The safety profile of patritumab deruxtecan observed in HERTHENA-Lung01 was consistent with previous phase 1 clinical trials in NSCLC, with a treatment discontinuation rate of 7.1% due to treatment-emergent adverse events (TEAEs). Grade 3 or higher TEAEs occurred in 64.9% of patients. The most common (≥5%) grade 3 or higher TEAEs were thrombocytopenia (21%), neutropenia (19%), anemia (14%), leukopenia (10%), fatigue (6%), hypokalemia (5%), and asthenia (5%). Twelve patients (5.3%) had confirmed treatment-related interstitial lung disease (ILD), with one grade 5 ILD event observed.
HERTHENA-Lung01 is a global, multicenter, open-label, two-arm phase 2 trial evaluating the safety and efficacy of patritumab deruxtecan in patients with EGFR-mutated locally advanced or metastatic NSCLC following disease progression with an EGFR TKI and platinum-based chemotherapy. The primary endpoint was ORR as assessed by blinded independent central review (BICR). Secondary endpoints included duration of response, progression-free survival (PFS), disease control rate, and time to response.

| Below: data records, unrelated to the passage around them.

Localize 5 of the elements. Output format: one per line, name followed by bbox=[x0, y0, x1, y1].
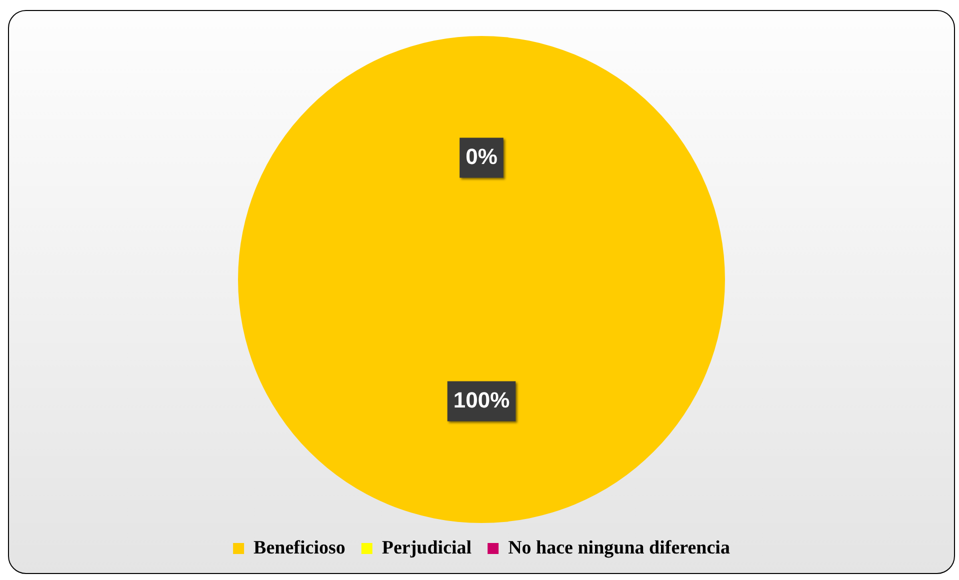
legend-label: Perjudicial bbox=[382, 537, 472, 558]
data-label: 100% bbox=[453, 387, 510, 412]
legend-label: Beneficioso bbox=[254, 537, 346, 558]
text: 0% bbox=[466, 144, 498, 169]
legend-label: No hace ninguna diferencia bbox=[508, 537, 730, 558]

Lung cancer is the second most common cancer and the leading cause of cancer-related deaths worldwide, with NSCLC accounting for approximately 85% of all lung cancers. EGFR mutations occur in 14% to 38% of all NSCLC tumors worldwide. HER3, a member of the EGFR family of receptor tyrosine kinases, is expressed in about 83% of primary NSCLC tumors and 90% of advanced EGFR-mutated tumors after prior EGFR TKI treatment. Currently, there is no HER3 directed therapy approved for the treatment of any cancer.